Weezer at the Allstate Arena

Weezer in concert Thursday night at the Allstate Arena. (Oscar Lopez/For the Sun-Times)

While long-running alternative rockers Weezer have at times flirted with becoming an arena-rock parody of themselves — and never more so than on “Maladroit” (2002) and “Make Believe” (2005) — critics and fans who’ve tuned out their recent self-titled “Red Album” are missing some of the most intricate pop songwriting since the group’s 1994 debut, as well as a measure of the raw, naked emotion that made “Pinkerton” a cult classic.

On the other hand, Rivers Cuomo and his bandmates didn’t do themselves any favors by choosing to play the Allstate Arena on Thursday night — and barely filling half of it — when a buzz-building club show or a more intimate and superior-sounding theater gig would have done much more to remind the rock world what’s great about this band.

Still, as arena-rock spectacles go, Weezer delivered plenty of whiz-bang without detracting from the music. Cuomo, bassist Scott Shriner, drummer Pat Wilson and guitarist Brian Bell changed costumes (matching white, red and finally blue uniforms), swapped instruments, jumped on a trampoline and eventually trotted out 30 young contest winners and aspiring musicians who formed an ad-hoc orchestra complete with oboe, accordion, melodica and didgeridoo to power through “Island In the Sun” and “Beverley Hills” (and it was a rare example of the latter actually sounding good).

In addition to prime Weezer anthems such as “Say It Ain’t So” and “El Scorcho,” the set list included two surprising covers: “(What’s the Story) Morning Glory,” the song Noel Gallagher of Oasis was playing when he was recently knocked out onstage by a disgruntled fan, and “Sliver,” offered up as a fitting segue from a vinyl recording of Weezer’s new original “Heart Songs,” which pays tribute to Nirvana, among several other bands that changed Cuomo’s life and convinced him on the power of music.

(A horrifying footnote: Fully 9/10ths of the crowd seemed to have no idea at all that “Sliver” was a Kurt Cobain song.)

Overall, this was a looser, more good-time Weezer than I’ve ever seen, and this seemed to be due in large part to the fact that Cuomo ceded quite a few of the lead vocals to his bandmates, who handled them well. Though he is undeniably the auteur, he’s been trying hard of late to prove that the group is a democracy, and he also allowed the others to contribute one song each to “The Red Album” (sad to say, the disc’s weakest moments).

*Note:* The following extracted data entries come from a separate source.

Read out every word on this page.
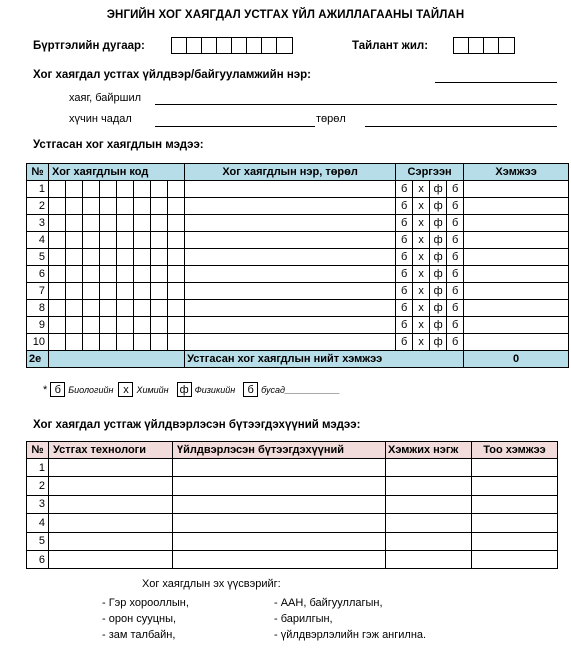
ЭНГИЙН ХОГ ХАЯГДАЛ УСТГАХ ҮЙЛ АЖИЛЛАГААНЫ ТАЙЛАН
Бүртгэлийн дугаар:	Тайлант жил:
Хог хаягдал устгах үйлдвэр/байгууламжийн нэр:
хаяг, байршил
хүчин чадал	төрөл
Устгасан хог хаягдлын мэдээ:
№	Хог хаягдлын код								Хог хаягдлын нэр, төрөл	Сэргээн				Хэмжээ
1										б	х	ф	б	
2										б	х	ф	б	
3										б	х	ф	б	
4										б	х	ф	б	
5										б	х	ф	б	
6										б	х	ф	б	
7										б	х	ф	б	
8										б	х	ф	б	
9										б	х	ф	б	
10										б	х	ф	б	
2e									Устгасан хог хаягдлын нийт хэмжээ					0
* б Биологийн х Химийн ф Физикийн	б бусад___________
Хог хаягдал устгаж үйлдвэрлэсэн бүтээгдэхүүний мэдээ:
№	Устгах технологи	Үйлдвэрлэсэн бүтээгдэхүүний	Хэмжих нэгж	Тоо хэмжээ
1				
2				
3				
4				
5				
6				
Хог хаягдлын эх үүсвэрийг:
- Гэр хорооллын,
- орон сууцны,
- зам талбайн,
- ААН, байгууллагын,
- барилгын,
- үйлдвэрлэлийн гэж ангилна.
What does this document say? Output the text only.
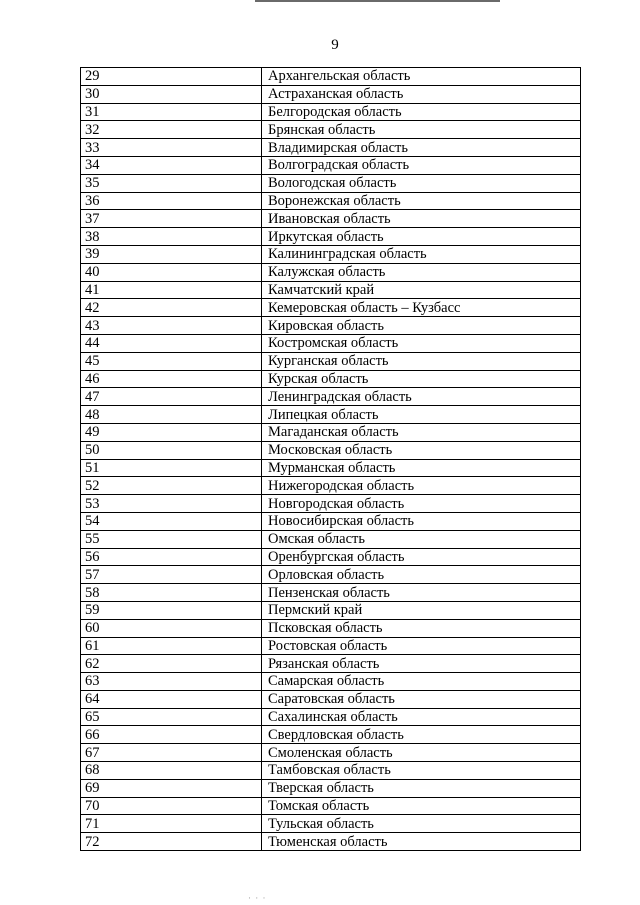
9
29	Архангельская область
30	Астраханская область
31	Белгородская область
32	Брянская область
33	Владимирская область
34	Волгоградская область
35	Вологодская область
36	Воронежская область
37	Ивановская область
38	Иркутская область
39	Калининградская область
40	Калужская область
41	Камчатский край
42	Кемеровская область – Кузбасс
43	Кировская область
44	Костромская область
45	Курганская область
46	Курская область
47	Ленинградская область
48	Липецкая область
49	Магаданская область
50	Московская область
51	Мурманская область
52	Нижегородская область
53	Новгородская область
54	Новосибирская область
55	Омская область
56	Оренбургская область
57	Орловская область
58	Пензенская область
59	Пермский край
60	Псковская область
61	Ростовская область
62	Рязанская область
63	Самарская область
64	Саратовская область
65	Сахалинская область
66	Свердловская область
67	Смоленская область
68	Тамбовская область
69	Тверская область
70	Томская область
71	Тульская область
72	Тюменская область
· · ·
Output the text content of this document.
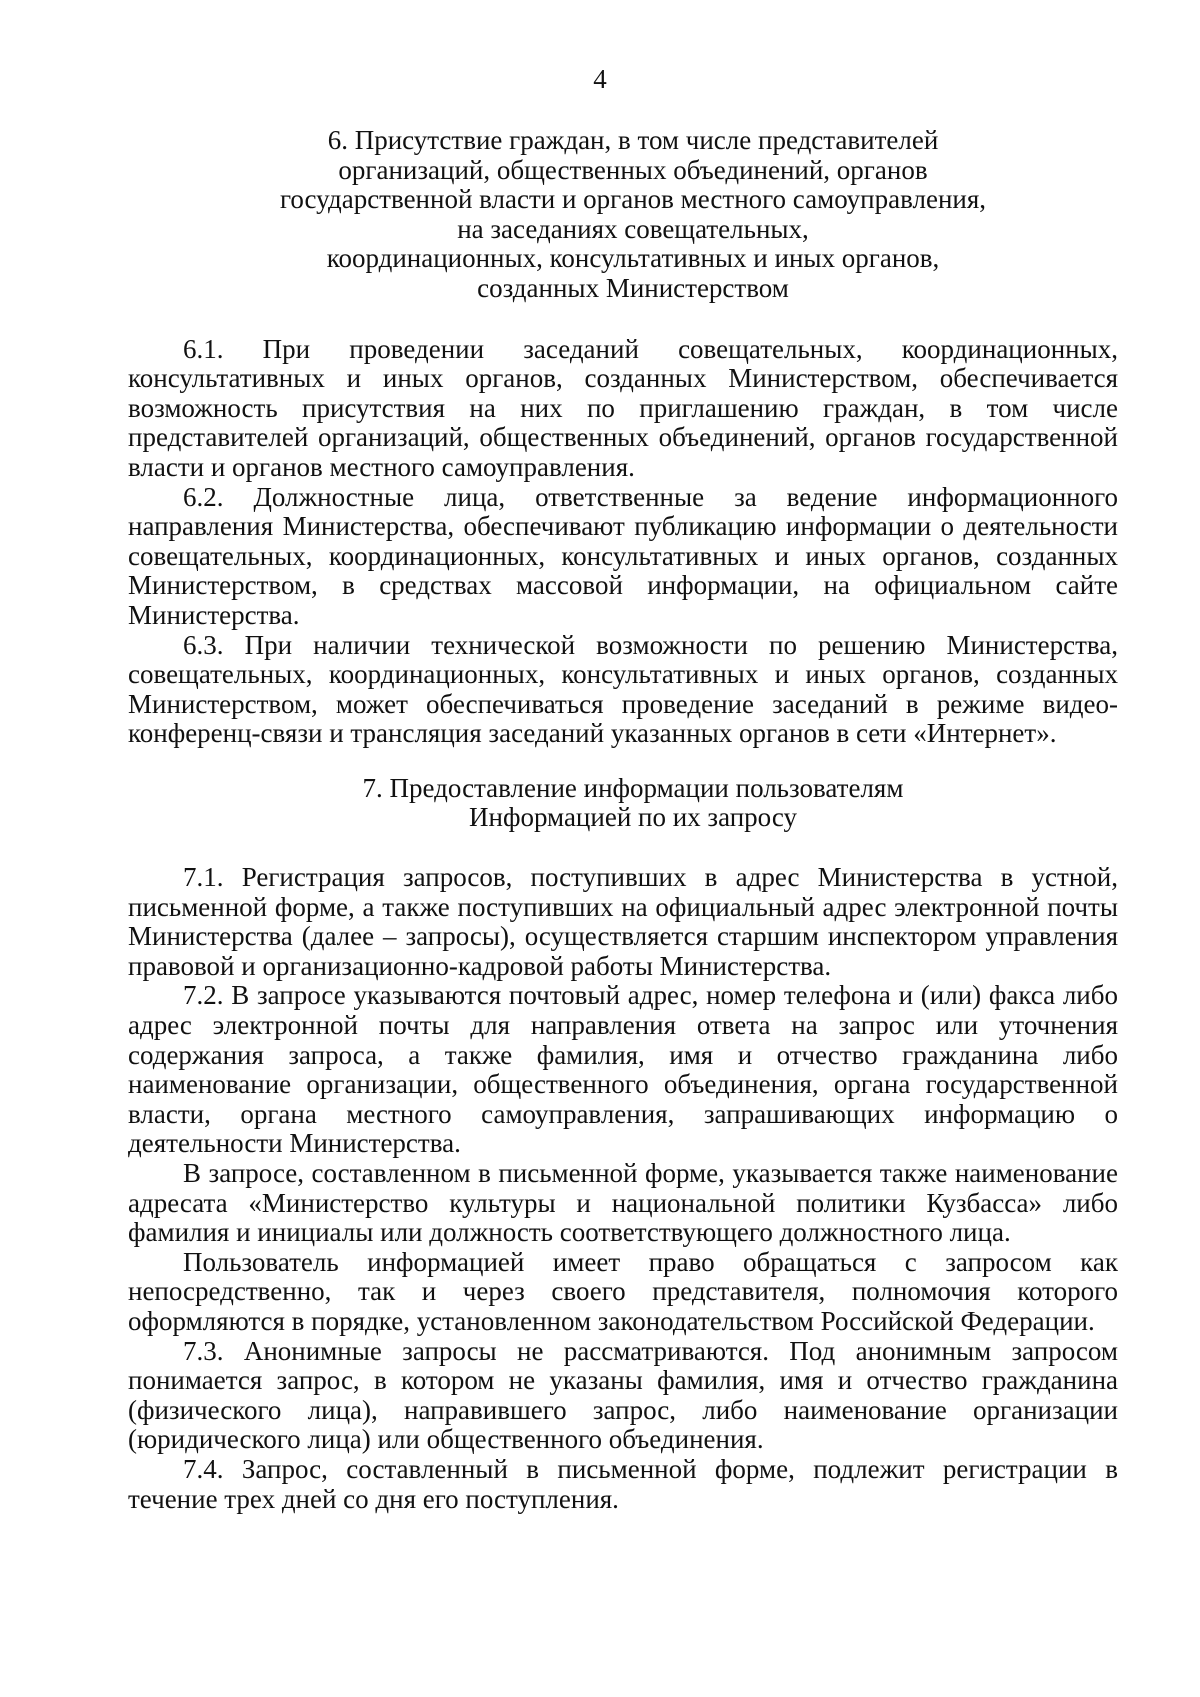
4
6. Присутствие граждан, в том числе представителей
организаций, общественных объединений, органов
государственной власти и органов местного самоуправления,
на заседаниях совещательных,
координационных, консультативных и иных органов,
созданных Министерством

6.1. При проведении заседаний совещательных, координационных, консультативных и иных органов, созданных Министерством, обеспечивается возможность присутствия на них по приглашению граждан, в том числе представителей организаций, общественных объединений, органов государственной власти и органов местного самоуправления.

6.2. Должностные лица, ответственные за ведение информационного направления Министерства, обеспечивают публикацию информации о деятельности совещательных, координационных, консультативных и иных органов, созданных Министерством, в средствах массовой информации, на официальном сайте Министерства.

6.3. При наличии технической возможности по решению Министерства, совещательных, координационных, консультативных и иных органов, созданных Министерством, может обеспечиваться проведение заседаний в режиме видео-конференц-связи и трансляция заседаний указанных органов в сети «Интернет».

7. Предоставление информации пользователям
Информацией по их запросу

7.1. Регистрация запросов, поступивших в адрес Министерства в устной, письменной форме, а также поступивших на официальный адрес электронной почты Министерства (далее – запросы), осуществляется старшим инспектором управления правовой и организационно-кадровой работы Министерства.

7.2. В запросе указываются почтовый адрес, номер телефона и (или) факса либо адрес электронной почты для направления ответа на запрос или уточнения содержания запроса, а также фамилия, имя и отчество гражданина либо наименование организации, общественного объединения, органа государственной власти, органа местного самоуправления, запрашивающих информацию о деятельности Министерства.

В запросе, составленном в письменной форме, указывается также наименование адресата «Министерство культуры и национальной политики Кузбасса» либо фамилия и инициалы или должность соответствующего должностного лица.

Пользователь информацией имеет право обращаться с запросом как непосредственно, так и через своего представителя, полномочия которого оформляются в порядке, установленном законодательством Российской Федерации.

7.3. Анонимные запросы не рассматриваются. Под анонимным запросом понимается запрос, в котором не указаны фамилия, имя и отчество гражданина (физического лица), направившего запрос, либо наименование организации (юридического лица) или общественного объединения.

7.4. Запрос, составленный в письменной форме, подлежит регистрации в течение трех дней со дня его поступления.
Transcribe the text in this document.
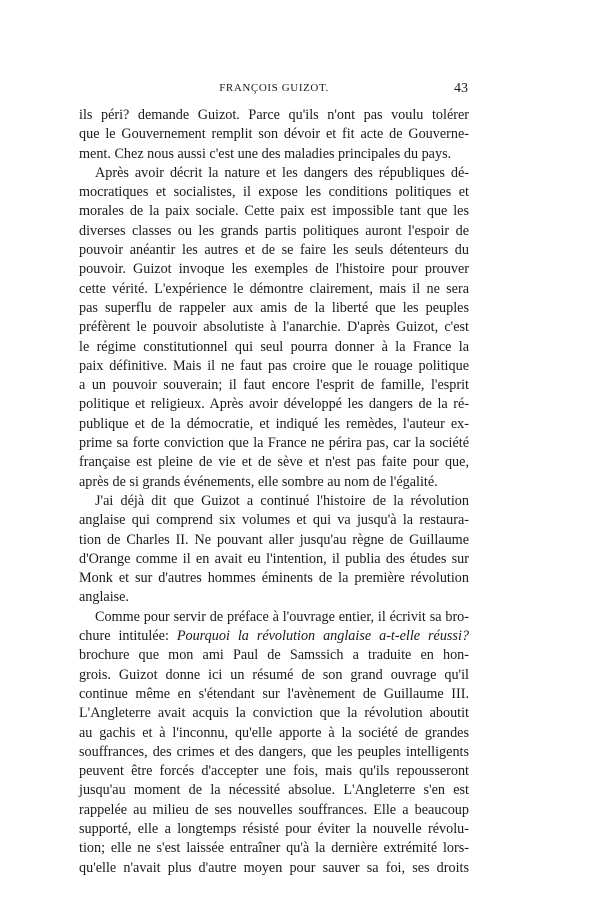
FRANÇOIS GUIZOT.	43

ils péri? demande Guizot. Parce qu'ils n'ont pas voulu tolérer
que le Gouvernement remplit son dévoir et fit acte de Gouverne-
ment. Chez nous aussi c'est une des maladies principales du pays.

Après avoir décrit la nature et les dangers des républiques dé-
mocratiques et socialistes, il expose les conditions politiques et
morales de la paix sociale. Cette paix est impossible tant que les
diverses classes ou les grands partis politiques auront l'espoir de
pouvoir anéantir les autres et de se faire les seuls détenteurs du
pouvoir. Guizot invoque les exemples de l'histoire pour prouver
cette vérité. L'expérience le démontre clairement, mais il ne sera
pas superflu de rappeler aux amis de la liberté que les peuples
préfèrent le pouvoir absolutiste à l'anarchie. D'après Guizot, c'est
le régime constitutionnel qui seul pourra donner à la France la
paix définitive. Mais il ne faut pas croire que le rouage politique
a un pouvoir souverain; il faut encore l'esprit de famille, l'esprit
politique et religieux. Après avoir développé les dangers de la ré-
publique et de la démocratie, et indiqué les remèdes, l'auteur ex-
prime sa forte conviction que la France ne périra pas, car la société
française est pleine de vie et de sève et n'est pas faite pour que,
après de si grands événements, elle sombre au nom de l'égalité.

J'ai déjà dit que Guizot a continué l'histoire de la révolution
anglaise qui comprend six volumes et qui va jusqu'à la restaura-
tion de Charles II. Ne pouvant aller jusqu'au règne de Guillaume
d'Orange comme il en avait eu l'intention, il publia des études sur
Monk et sur d'autres hommes éminents de la première révolution
anglaise.

Comme pour servir de préface à l'ouvrage entier, il écrivit sa bro-
chure intitulée: Pourquoi la révolution anglaise a-t-elle réussi?
brochure que mon ami Paul de Samssich a traduite en hon-
grois. Guizot donne ici un résumé de son grand ouvrage qu'il
continue même en s'étendant sur l'avènement de Guillaume III.
L'Angleterre avait acquis la conviction que la révolution aboutit
au gachis et à l'inconnu, qu'elle apporte à la société de grandes
souffrances, des crimes et des dangers, que les peuples intelligents
peuvent être forcés d'accepter une fois, mais qu'ils repousseront
jusqu'au moment de la nécessité absolue. L'Angleterre s'en est
rappelée au milieu de ses nouvelles souffrances. Elle a beaucoup
supporté, elle a longtemps résisté pour éviter la nouvelle révolu-
tion; elle ne s'est laissée entraîner qu'à la dernière extrémité lors-
qu'elle n'avait plus d'autre moyen pour sauver sa foi, ses droits
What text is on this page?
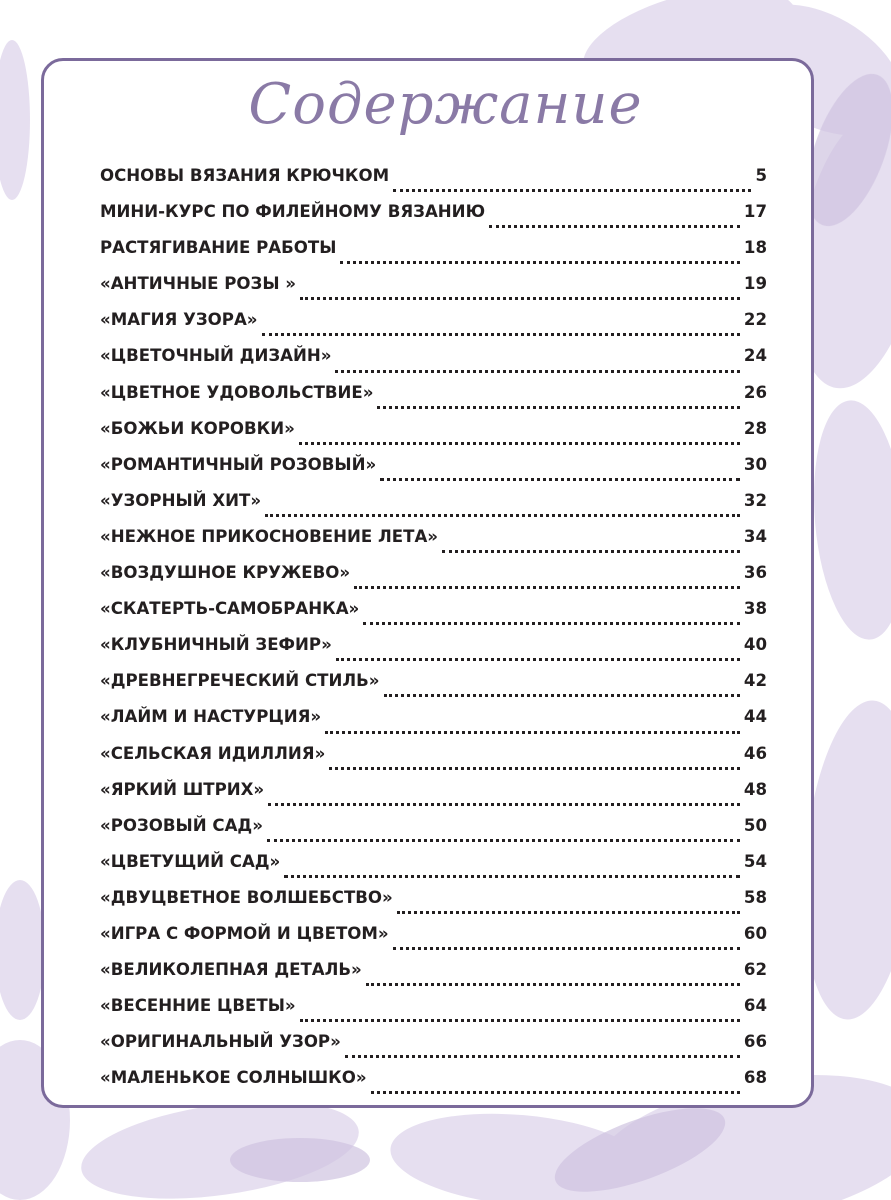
Содержание
ОСНОВЫ ВЯЗАНИЯ КРЮЧКОМ	5
МИНИ-КУРС ПО ФИЛЕЙНОМУ ВЯЗАНИЮ	17
РАСТЯГИВАНИЕ РАБОТЫ	18
«АНТИЧНЫЕ РОЗЫ »	19
«МАГИЯ УЗОРА»	22
«ЦВЕТОЧНЫЙ ДИЗАЙН»	24
«ЦВЕТНОЕ УДОВОЛЬСТВИЕ»	26
«БОЖЬИ КОРОВКИ»	28
«РОМАНТИЧНЫЙ РОЗОВЫЙ»	30
«УЗОРНЫЙ ХИТ»	32
«НЕЖНОЕ ПРИКОСНОВЕНИЕ ЛЕТА»	34
«ВОЗДУШНОЕ КРУЖЕВО»	36
«СКАТЕРТЬ-САМОБРАНКА»	38
«КЛУБНИЧНЫЙ ЗЕФИР»	40
«ДРЕВНЕГРЕЧЕСКИЙ СТИЛЬ»	42
«ЛАЙМ И НАСТУРЦИЯ»	44
«СЕЛЬСКАЯ ИДИЛЛИЯ»	46
«ЯРКИЙ ШТРИХ»	48
«РОЗОВЫЙ САД»	50
«ЦВЕТУЩИЙ САД»	54
«ДВУЦВЕТНОЕ ВОЛШЕБСТВО»	58
«ИГРА С ФОРМОЙ И ЦВЕТОМ»	60
«ВЕЛИКОЛЕПНАЯ ДЕТАЛЬ»	62
«ВЕСЕННИЕ ЦВЕТЫ»	64
«ОРИГИНАЛЬНЫЙ УЗОР»	66
«МАЛЕНЬКОЕ СОЛНЫШКО»	68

Freed from the pressure of fronting the band or carrying all the melodic weight — illusory though this may be in reality — the sometimes neurotic and terminally uneasy Cuomo looked as if he actually was enjoying himself for once. Since that enthusiasm powered such a strong performance, it was hard to begrudge the band’s leader from shunning the spotlight a bit — though we certainly could have done without him turning over “Undone — The Sweater Song” to guest Tom DeLonge.

The former Blink-182 frontman — who hit platinum pay dirt by acting like an obnoxious, potty-mouthed high school sophomore in that third-tier mainstream pop-punk band — has decided to “grow up” in his new group, Angels & Airwaves, which preceded Weezer and followed the evening’s first opener, hard-driving indie-popsters Tokyo Police Club.

Where Blink-182 could at least be a stupid good time, the more mature Angels & Airwaves is a pathetic U2 circa “The Joshua Tree” rip-off, aiming for glory and grandeur with laughable lyrics about the fire inside paired with bombastic guitar and keyboard riffs over thundering drums. Meanwhile, DeLonge’s limited voice still sounds better suited to his old fart-joke lyrics. If I have heard a lamer band in the last year, the bad taste this one left in my mouth is still so freshly rancid that I can’t recall it.